Dalam laporannya Kepala BKD selaku
ketua panitia diklat melaporkan bahwa diklat ini diikuti oleh 45 peserta yang terdiri dari Kasubbag
keuangan, Kasubbag TU, Bendahara pengeluaran dan pengurus barang di
masing-masing SKPD.” tujuan pelaksanaan
diklat ini yaitu untuk memberikan pengetahuan, pemahaman, dan ketrampilan
tentang akutansi pemerintah berbasis akrual kepada para pengelola keuangan pada
SKPD di lingkungan pemerintah Kabupaten Trenggalek,” imbuhnya.
Sementara itu Asisten Administrasi Umum, Agus Yahya, SE. M.Si dalam sambutannya menyampaikan bahwa pemerintah dituntut untuk
melaksanakan laporan keuangan secara baik dan benar sesuai dengan Sistem
Akuntasi Pemerintah ( SAP ).hal itu dimaksudkan agar prinsip transportasi dan
akuntabilitas laporan keuangan bisa diterapkan dengan baik.
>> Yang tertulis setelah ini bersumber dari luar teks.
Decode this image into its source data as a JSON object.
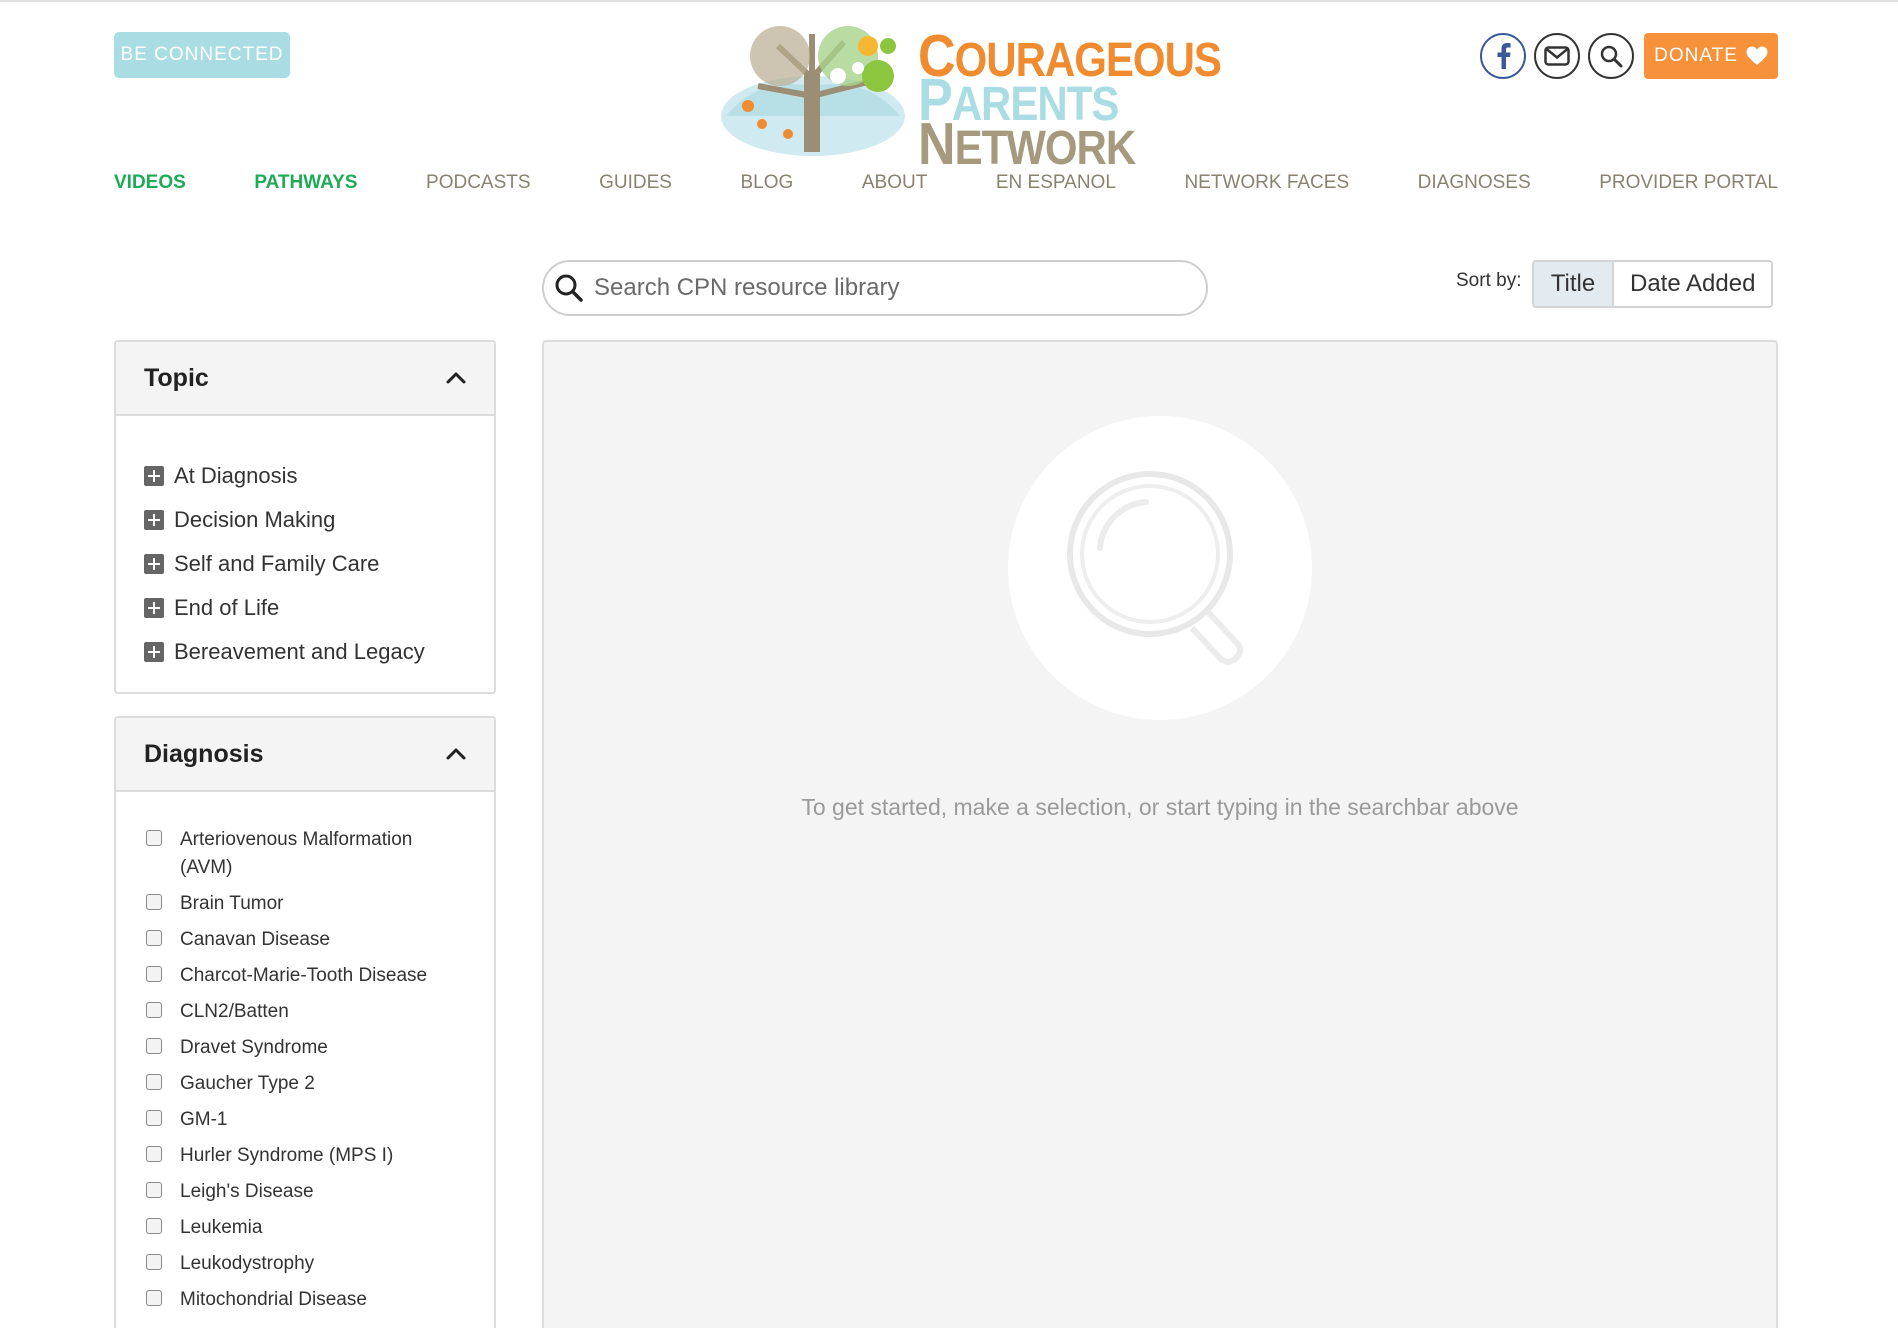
{
  "header": {
    "be_connected": "BE CONNECTED",
    "logo": {
      "line1": "Courageous",
      "line2": "Parents",
      "line3": "Network"
    },
    "donate": "DONATE"
  },
  "nav": {
    "items": [
      {
        "label": "VIDEOS",
        "highlight": true
      },
      {
        "label": "PATHWAYS",
        "highlight": true
      },
      {
        "label": "PODCASTS",
        "highlight": false
      },
      {
        "label": "GUIDES",
        "highlight": false
      },
      {
        "label": "BLOG",
        "highlight": false
      },
      {
        "label": "ABOUT",
        "highlight": false
      },
      {
        "label": "EN ESPANOL",
        "highlight": false
      },
      {
        "label": "NETWORK FACES",
        "highlight": false
      },
      {
        "label": "DIAGNOSES",
        "highlight": false
      },
      {
        "label": "PROVIDER PORTAL",
        "highlight": false
      }
    ]
  },
  "search": {
    "placeholder": "Search CPN resource library",
    "value": ""
  },
  "sort": {
    "label": "Sort by:",
    "options": [
      "Title",
      "Date Added"
    ],
    "selected": "Title"
  },
  "topic_panel": {
    "title": "Topic",
    "items": [
      "At Diagnosis",
      "Decision Making",
      "Self and Family Care",
      "End of Life",
      "Bereavement and Legacy"
    ]
  },
  "diagnosis_panel": {
    "title": "Diagnosis",
    "items": [
      "Arteriovenous Malformation (AVM)",
      "Brain Tumor",
      "Canavan Disease",
      "Charcot-Marie-Tooth Disease",
      "CLN2/Batten",
      "Dravet Syndrome",
      "Gaucher Type 2",
      "GM-1",
      "Hurler Syndrome (MPS I)",
      "Leigh's Disease",
      "Leukemia",
      "Leukodystrophy",
      "Mitochondrial Disease"
    ]
  },
  "results": {
    "empty_message": "To get started, make a selection, or start typing in the searchbar above"
  },
  "colors": {
    "accent_green": "#1faa57",
    "donate_orange": "#f7913a",
    "be_connected_blue": "#a9dde3",
    "nav_gray": "#8a8270"
  },
  "icons": [
    "facebook-icon",
    "mail-icon",
    "search-icon",
    "heart-icon",
    "chevron-up-icon",
    "plus-icon",
    "magnifier-placeholder-icon"
  ]
}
Sehingga harapannya
pemerintah daerah akan lebih transparan dalam penyusunan laporan keuangannya
yang sejalan dengan prinsip good governance.
Bagi pemerintah, penerapan
akuntansi berbasis akrual akan bermanfaat untuk memberikan informasi yang lebih
transparan mengenai biaya pemerintah dan meningkatkan kualitas pengambilan
keputusan dengan menggunakan informasi yang lebih komprehensif, tidak sekedar
informasi yang berbasis kas.
“ kegiatan ini akan
menentukan kinerja para peserta diklat dimasa mendatang, tuntutan kemampuan
adaptasi para aparatur terhadap dinamika perubahan penyelenggaraan pemerintahan
merupakan hal yang harus dipenuhi oleh setiap aparatur pemerintah Kabupaten
Trenggalek, khususnya di bidang penatausahaan keuangan daerah,” terang Agus Yahya.
Kepada para peserta asisten
meminta agar dapat mengikuti dengan serius dan bermakna sehingga apa yang
menjadi tujuan dari pelatihan ini dapat dicapai secara optimal dalam
menyongsong penggunaan sistem yang baru,” pintanya.